Liczba wyświetleń: 650
Jeszcze w tym roku mają ruszyć kontrole pól sprawdzające, czy polscy rolnicy wysiali rośliny genetycznie zmodyfikowane (GMO). Jeśli okaże się, że tak, będą musieli zapłacić wysokie kary i zniszczyć uprawy – podaje Agencja informacyjna Newseria.
Od 28 stycznia br. w Polsce obowiązuje zakaz stosowania materiału siewnego GMO odmian kukurydzy MON810 i ziemniaka Amflora.
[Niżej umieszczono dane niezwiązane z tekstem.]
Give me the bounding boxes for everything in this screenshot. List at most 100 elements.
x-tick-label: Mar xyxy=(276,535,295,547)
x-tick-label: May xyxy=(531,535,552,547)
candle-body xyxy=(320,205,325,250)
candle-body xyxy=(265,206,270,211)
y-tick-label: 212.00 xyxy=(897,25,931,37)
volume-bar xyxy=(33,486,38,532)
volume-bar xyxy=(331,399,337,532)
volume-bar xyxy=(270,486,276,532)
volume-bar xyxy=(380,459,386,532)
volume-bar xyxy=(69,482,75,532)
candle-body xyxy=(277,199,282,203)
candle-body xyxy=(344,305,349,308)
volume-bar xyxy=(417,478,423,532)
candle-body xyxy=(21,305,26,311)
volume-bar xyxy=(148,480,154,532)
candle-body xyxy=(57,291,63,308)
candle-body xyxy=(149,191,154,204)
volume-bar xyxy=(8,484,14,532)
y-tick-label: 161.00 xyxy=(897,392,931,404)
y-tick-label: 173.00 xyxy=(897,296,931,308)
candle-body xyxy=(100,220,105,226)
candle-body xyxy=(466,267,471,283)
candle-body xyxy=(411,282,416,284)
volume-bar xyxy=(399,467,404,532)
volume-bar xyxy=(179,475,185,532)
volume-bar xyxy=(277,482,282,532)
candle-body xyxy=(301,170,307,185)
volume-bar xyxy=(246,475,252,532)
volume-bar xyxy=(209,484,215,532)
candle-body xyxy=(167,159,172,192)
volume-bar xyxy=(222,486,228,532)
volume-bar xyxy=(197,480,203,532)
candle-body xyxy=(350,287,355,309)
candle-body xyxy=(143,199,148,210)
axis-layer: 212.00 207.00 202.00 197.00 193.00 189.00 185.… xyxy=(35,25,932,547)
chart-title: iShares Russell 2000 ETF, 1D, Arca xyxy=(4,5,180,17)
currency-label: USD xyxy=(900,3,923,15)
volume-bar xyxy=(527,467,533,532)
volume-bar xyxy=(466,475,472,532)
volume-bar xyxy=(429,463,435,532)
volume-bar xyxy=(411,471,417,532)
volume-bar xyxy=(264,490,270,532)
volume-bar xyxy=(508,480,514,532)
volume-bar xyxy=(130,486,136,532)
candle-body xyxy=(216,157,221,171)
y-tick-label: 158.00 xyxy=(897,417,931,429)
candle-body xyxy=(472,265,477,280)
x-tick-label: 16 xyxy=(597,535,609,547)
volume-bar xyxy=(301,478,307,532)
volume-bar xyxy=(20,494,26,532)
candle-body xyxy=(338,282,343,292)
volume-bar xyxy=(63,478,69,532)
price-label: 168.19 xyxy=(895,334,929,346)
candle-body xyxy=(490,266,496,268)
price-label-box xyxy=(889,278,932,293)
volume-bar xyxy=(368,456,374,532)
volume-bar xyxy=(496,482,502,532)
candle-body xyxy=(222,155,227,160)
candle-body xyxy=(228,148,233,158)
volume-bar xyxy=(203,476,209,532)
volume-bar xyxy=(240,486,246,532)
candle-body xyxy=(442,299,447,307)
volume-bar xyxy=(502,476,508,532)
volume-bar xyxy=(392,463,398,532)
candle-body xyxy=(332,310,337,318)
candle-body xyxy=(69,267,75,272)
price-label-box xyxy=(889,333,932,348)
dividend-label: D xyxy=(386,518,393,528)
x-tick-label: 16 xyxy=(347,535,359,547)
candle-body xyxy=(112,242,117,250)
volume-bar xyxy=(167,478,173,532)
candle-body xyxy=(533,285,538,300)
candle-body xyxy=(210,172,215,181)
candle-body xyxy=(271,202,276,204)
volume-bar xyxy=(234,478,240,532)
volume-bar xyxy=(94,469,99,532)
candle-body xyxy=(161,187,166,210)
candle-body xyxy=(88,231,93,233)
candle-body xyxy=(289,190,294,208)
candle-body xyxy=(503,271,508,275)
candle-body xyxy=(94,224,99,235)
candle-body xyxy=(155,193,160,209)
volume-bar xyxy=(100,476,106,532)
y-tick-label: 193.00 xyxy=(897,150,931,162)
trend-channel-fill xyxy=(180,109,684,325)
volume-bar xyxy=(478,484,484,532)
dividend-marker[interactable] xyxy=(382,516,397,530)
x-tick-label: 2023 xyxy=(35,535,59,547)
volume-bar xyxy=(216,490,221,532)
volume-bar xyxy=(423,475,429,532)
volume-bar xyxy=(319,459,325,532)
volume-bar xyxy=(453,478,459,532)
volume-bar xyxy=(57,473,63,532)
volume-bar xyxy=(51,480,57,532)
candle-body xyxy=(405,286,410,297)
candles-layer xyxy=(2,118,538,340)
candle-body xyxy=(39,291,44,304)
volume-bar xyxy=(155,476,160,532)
Zastosowanie materiału siewnego zakazanych odmian GMO podlega sankcjom finansowy (200 proc. wartości zastosowanego materiału siewnego) łącznie z nakazem zniszczenia uprawy!
– Są to znaczne kary i mam nadzieję, że nasi rolnicy będą przestrzegać prawa – powiedział agencji Newseria Kazimierz Plocke wiceminister rolnictwa i rozwoju wsi. – W związku z tym, że wegetacja zostanie pewnie za chwilę rozpoczęta, to myślę, że pod koniec pierwszego półrocza, a na pewno też w drugim będziemy mieli możliwość kontrolowania plantacji, jeśli takowe będą zgłoszone.
Ministerstwo Rolnictwa zaznacza, że jeżeli rolnik ma wątpliwości, czy nasiona, które posiada są genetycznie modyfikowane, może w marcu bezpłatnie to sprawdzić w specjalistycznym laboratorium w Toruniu. Resort przypomina, że każda partia zakupionych nasion powinna posiadać stosowną etykietę. Kontrolą upraw zajmie się Państwowa Inspekcja Ochrony Roślin i Nasiennictwa (PIORiN), która przeprowadzi wyrywkowe badania na terenie całego kraju. Skontrolowanych zostanie w sumie 5 proc. gospodarstw zajmujących się uprawą kukurydzy
MRiRW przypomina, że przepisy dopuszczają obrót materiałem genetycznie modyfikowanym i jeżeli rolnik nabył takie nasiona, będzie on skontrolowany, czy przypadkiem ich nie wysiał.
24 stycznia 2013 r. Minister Rolnictwa i Rozwoju Wsi poinformował Komisję Europejską o wprowadzonych w Polsce zakazach.
– Rozporządzenie zostało wydane przez Radę Ministrów, zawiadomiono także Komisję Europejską o zakazie upraw GMO w Polsce. Czekamy na odpowiedź, mam nadzieję, że zostanie przesłana w ciągu najbliższych tygodni. Nie spodziewamy się, żeby KE ten zakaz uchyliła – mówi Agencji Informacyjnej Newseria Kazimierz Plocke.
Polski rząd przesłał KE uzasadnienie decyzji, w której przedstawił powody wprowadzanie zakazu. Wymienia w niej m. in. zagrożenie dla hodowców pszczół i rynku miodu, brak autoryzacji pyłku genetycznie zmodyfikowanej kukurydzy MON 810 zgodnie z przepisami UE i aspekty związane z zagrożeniem dla środowiska i zdrowia ludzi.
KE do tej pory nie zajęła stanowiska w sprawie wprowadzenia przez Polskę zakazu upraw tego typu roślin.
Źródło: Ekologia.pl
…”powody wprowadzanie zakazu”… Nic dodać, nic ująć, czysto po polskiemu.
A przy okazji, może ktoś wie gdzie jeszcze można zdobyć (kupić) nasiona kukurydzy „niezmordyfikowanej” przez złoczyńców z MONSANTO? W ojczyźnie kukurydzy Meksyku, czystej genetycznie odmiany ze świecą nie znajdziecie.